*I am not a tax professional. This is meant to be an educational tool and NOT a recommendation. Each personal situation is different and there’s a lot of grey area in self-employed deductions. If you have questions (even just little ones) … talk to a tax expert.*
Travel is the one of the best parts of being an opera singer.
Sure, there are the weeks when it’s really not that fun… the non-descript hotel rooms, the 12th meal in a row at Applebees… but at the end of the day, I really like it.
And the only thing that makes it better is that all of that travel is tax-deductible!
Or is it?
What part of travel can you deduct?
A lot of it.
- your flight/bus/train ticket
- your hotel
- transportation to the airport (taxi or public transport)
- food (but only 50% of the total amount)

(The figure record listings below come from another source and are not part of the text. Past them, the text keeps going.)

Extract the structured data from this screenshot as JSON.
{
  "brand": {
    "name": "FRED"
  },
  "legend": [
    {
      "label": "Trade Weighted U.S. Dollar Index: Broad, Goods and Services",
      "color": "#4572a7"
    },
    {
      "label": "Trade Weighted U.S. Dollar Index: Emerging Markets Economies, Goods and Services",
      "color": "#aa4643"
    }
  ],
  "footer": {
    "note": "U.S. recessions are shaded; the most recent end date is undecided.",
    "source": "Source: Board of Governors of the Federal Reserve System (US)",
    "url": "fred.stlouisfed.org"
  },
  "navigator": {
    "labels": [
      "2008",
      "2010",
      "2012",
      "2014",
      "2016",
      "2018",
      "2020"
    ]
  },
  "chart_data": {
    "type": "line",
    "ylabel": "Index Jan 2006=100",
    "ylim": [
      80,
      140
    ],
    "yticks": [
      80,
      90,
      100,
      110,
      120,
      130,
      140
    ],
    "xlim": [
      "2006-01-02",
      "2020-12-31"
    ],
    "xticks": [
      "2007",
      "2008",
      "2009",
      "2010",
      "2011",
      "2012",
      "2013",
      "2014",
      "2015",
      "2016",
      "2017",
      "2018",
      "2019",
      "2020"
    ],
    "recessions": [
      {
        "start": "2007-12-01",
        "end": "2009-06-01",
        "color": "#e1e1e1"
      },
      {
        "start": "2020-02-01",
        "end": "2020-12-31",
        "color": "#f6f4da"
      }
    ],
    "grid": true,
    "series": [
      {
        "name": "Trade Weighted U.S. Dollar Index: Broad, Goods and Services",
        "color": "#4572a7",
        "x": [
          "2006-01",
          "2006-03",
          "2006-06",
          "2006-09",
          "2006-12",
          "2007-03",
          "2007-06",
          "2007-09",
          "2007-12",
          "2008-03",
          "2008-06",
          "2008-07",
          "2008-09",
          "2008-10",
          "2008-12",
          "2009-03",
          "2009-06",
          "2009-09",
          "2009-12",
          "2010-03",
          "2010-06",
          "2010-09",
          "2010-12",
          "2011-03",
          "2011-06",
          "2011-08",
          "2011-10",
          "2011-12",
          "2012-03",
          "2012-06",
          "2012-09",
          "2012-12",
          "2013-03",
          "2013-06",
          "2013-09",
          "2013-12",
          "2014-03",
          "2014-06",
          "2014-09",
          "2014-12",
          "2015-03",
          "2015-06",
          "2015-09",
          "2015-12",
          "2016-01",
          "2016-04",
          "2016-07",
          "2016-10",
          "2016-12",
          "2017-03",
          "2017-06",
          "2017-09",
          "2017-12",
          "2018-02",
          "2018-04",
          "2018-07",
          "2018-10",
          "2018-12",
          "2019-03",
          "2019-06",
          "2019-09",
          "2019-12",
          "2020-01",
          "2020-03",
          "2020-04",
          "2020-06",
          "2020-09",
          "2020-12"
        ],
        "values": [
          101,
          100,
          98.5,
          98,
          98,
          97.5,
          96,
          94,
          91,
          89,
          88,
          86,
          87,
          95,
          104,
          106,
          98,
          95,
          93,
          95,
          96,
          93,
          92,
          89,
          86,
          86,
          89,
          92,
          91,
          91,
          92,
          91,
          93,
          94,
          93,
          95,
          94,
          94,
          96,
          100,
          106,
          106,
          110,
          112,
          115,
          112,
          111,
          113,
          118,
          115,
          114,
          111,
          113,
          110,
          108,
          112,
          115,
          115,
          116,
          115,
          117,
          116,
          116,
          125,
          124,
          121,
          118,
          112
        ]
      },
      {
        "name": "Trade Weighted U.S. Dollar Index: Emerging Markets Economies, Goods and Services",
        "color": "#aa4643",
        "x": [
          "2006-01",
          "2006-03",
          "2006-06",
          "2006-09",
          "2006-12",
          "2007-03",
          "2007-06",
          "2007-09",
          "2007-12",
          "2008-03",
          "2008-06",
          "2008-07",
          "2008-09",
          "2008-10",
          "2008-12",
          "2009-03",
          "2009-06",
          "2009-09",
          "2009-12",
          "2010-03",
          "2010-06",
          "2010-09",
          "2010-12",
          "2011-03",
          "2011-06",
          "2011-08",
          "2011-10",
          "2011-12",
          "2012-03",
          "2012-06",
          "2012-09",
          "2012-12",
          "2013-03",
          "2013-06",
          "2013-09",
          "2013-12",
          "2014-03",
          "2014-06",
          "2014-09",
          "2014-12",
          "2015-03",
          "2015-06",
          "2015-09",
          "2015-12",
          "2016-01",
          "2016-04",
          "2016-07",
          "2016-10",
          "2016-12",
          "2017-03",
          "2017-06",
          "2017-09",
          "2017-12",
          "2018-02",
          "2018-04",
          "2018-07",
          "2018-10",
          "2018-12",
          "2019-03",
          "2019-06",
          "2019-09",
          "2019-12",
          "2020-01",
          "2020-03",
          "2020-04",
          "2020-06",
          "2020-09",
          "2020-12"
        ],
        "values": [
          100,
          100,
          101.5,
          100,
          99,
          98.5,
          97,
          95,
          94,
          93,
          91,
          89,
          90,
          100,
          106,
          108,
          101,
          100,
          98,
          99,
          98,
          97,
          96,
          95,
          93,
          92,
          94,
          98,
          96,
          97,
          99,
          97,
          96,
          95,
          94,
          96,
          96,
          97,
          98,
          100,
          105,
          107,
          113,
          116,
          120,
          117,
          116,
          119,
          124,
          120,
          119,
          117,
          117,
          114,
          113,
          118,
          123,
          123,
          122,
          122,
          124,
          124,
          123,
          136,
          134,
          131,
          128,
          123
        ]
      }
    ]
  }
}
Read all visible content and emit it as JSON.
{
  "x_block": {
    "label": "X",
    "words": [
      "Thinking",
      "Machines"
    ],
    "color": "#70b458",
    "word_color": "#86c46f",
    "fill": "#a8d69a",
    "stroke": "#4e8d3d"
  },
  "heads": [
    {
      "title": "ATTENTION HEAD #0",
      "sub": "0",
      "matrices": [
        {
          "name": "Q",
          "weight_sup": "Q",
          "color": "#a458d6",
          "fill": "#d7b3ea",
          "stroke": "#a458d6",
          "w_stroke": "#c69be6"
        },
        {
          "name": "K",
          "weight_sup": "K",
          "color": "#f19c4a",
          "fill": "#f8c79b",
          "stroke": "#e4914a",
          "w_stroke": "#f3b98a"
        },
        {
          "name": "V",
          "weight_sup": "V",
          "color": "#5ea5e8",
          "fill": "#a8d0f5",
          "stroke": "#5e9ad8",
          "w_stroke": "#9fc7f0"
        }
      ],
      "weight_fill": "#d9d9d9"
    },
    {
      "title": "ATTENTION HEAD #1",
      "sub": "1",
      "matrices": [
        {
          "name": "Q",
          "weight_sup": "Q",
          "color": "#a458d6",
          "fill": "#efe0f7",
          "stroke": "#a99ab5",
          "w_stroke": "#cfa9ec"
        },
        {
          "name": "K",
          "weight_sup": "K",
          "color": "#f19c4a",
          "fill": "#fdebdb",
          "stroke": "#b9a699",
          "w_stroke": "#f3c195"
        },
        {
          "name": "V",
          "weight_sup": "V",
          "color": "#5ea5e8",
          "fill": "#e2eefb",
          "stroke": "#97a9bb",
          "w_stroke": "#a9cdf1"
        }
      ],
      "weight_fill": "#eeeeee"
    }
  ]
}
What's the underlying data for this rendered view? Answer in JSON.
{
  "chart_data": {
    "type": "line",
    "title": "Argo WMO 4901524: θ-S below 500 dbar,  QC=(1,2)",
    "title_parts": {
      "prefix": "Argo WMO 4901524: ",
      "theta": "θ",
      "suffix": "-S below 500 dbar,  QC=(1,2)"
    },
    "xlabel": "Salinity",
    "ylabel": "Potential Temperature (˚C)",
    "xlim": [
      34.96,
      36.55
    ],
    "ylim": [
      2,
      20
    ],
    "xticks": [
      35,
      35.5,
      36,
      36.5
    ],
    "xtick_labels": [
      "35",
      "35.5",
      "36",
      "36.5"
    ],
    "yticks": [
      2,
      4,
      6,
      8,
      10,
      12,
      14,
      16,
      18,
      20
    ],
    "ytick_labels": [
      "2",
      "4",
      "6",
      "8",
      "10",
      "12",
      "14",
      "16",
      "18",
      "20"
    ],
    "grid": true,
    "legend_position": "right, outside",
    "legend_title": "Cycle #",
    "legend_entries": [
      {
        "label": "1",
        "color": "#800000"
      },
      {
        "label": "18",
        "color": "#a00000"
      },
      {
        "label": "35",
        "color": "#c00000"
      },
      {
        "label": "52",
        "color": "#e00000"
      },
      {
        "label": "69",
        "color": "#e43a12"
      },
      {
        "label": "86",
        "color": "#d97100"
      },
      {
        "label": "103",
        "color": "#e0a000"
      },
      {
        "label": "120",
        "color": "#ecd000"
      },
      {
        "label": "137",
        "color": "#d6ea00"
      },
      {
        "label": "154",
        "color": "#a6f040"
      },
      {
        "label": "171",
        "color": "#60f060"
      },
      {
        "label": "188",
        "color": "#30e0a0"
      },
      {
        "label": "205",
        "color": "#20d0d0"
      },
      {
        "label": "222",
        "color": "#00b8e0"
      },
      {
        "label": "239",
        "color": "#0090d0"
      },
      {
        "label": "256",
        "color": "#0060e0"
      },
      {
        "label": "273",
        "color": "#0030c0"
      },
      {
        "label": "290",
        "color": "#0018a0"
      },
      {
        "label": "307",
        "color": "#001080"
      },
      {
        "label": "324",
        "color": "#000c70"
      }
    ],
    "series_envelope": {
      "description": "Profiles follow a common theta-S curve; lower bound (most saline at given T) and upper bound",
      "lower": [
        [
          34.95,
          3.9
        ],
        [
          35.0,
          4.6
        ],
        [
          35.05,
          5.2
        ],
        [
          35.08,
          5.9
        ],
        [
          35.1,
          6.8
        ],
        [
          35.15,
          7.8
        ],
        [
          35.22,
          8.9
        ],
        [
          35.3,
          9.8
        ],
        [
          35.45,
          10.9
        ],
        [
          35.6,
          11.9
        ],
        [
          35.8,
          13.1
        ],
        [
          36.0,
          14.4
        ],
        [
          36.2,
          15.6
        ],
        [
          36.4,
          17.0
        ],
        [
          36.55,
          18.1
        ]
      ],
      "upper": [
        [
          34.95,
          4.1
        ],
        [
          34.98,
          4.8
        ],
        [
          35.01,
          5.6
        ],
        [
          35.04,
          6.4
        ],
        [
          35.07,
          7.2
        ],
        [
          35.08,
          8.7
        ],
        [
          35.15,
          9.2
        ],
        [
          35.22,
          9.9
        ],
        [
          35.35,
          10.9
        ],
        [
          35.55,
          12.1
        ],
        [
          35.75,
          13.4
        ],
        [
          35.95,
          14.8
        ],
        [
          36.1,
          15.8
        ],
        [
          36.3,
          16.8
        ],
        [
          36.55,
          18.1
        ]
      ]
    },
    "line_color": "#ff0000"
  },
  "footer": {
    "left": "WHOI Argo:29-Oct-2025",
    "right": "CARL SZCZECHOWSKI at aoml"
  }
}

That’s the lion’s share of your travel costs, and it’s all tax deductible under a few conditions…
The ‘just do it like a normal person’ rule of traveling
The CRA is more than happy to give you a deduction for your travel as long as your expenses are reasonable.
What that means in this situation is actually kind of interesting.
I was talking to a few accountants and they made it clear that when the CRA is trying to figure out ‘reasonable expenses’ for travel (and also for business food) they don’t have some kind of absolute moral standard:
“A plane ticket should never cost more than $600. That’s the definition of a reasonable plane ticket.”
They look at what’s ordinary and regular for people in YOUR industry.
So that means that a reasonable plane ticket for a giant billion dollar corporation might be business class… but if you’re a self-employed opera singer pulling in less than 50,000 dollars a year… a business class ticket is probably less reasonable.
A tax deduction isn’t something to take advantage of… just travel like a normal person, and then claim those costs for the deduction you deserve.
Backing up your claims
As with any deduction, you need to have receipts … but one accountant suggested you also have some real proof that it was a business trip.
If you’re there for a job, that’s easy… a contract can be produced.
But what if I went to Chicago hoping to get an audition with the opera house there. Turns out nobody answered my emails and I spent the next 5 days eating awesome food and watching the Bulls play.
Even though I might have gone there for business… no business was actually done.
My accountant friend said the CRA is always on the lookout for personal trips disguised as business trips.
It would be better if I could provide emails to an auditor proving I had actual auditions that had real potential of getting me work.
If a trip is part business and part personal you may want to talk to your accountant about just deducting a percentage of the costs.